Dorsey stated that he took two weeks off in 2014 to work with the civil rights organization, creating a Twitter hashtag to promote the movement in the aftermath of the shooting of Michael Brown, a Black teen, by police in Ferguson, Missouri. Brown was unarmed at the time, and the shooting sparked outrage over police shootings of African-Americans. The hashtag represents “being aware, staying aware [of] what you’re seeing on the TV screen [in Ferguson] versus what’s happening on the ground,” Dorsey said at the Recode event, where organizers, according to Recode, handed out the t-shirts.
Bloomberg reported that the billionaire appeared to reference the police shooting in a now-deleted tweet “‘Hands up, don’t shoot is a made-up phrase. Everything was a fabrication “and linked to a 2015 report on Brown’s death from the US Department of Justice (DOJ).

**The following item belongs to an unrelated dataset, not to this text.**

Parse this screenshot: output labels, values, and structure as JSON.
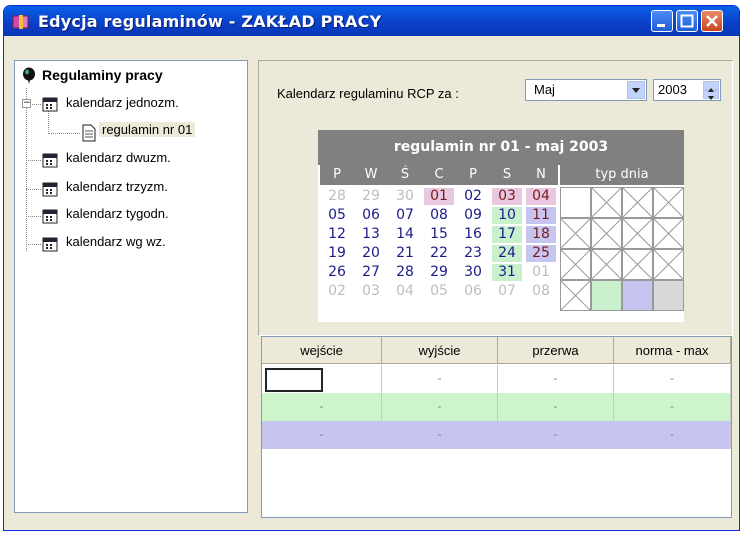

Musk later reposted the DOJ link with no explanation. Musk and a Twitter spokesperson did not respond to an inquiry from Insider prior to publication. The Associated Press reported in the days following the shooting that two men said they saw 18-year-old Brown raise his hands before being shot by an officer, but the DOJ’s report into his death cites conflicting accounts. Darren Wilson, the officer who shot Brown, claimed he was acting in self-defense. Wilson was reported to face no criminal charges as a result of the incident in 2020.
Another report released by the DOJ’s Civil Rights Division in 2015 found that the Ferguson Police Department routinely targeted Black people for “minor violations” such as traffic tickets or parking infractions.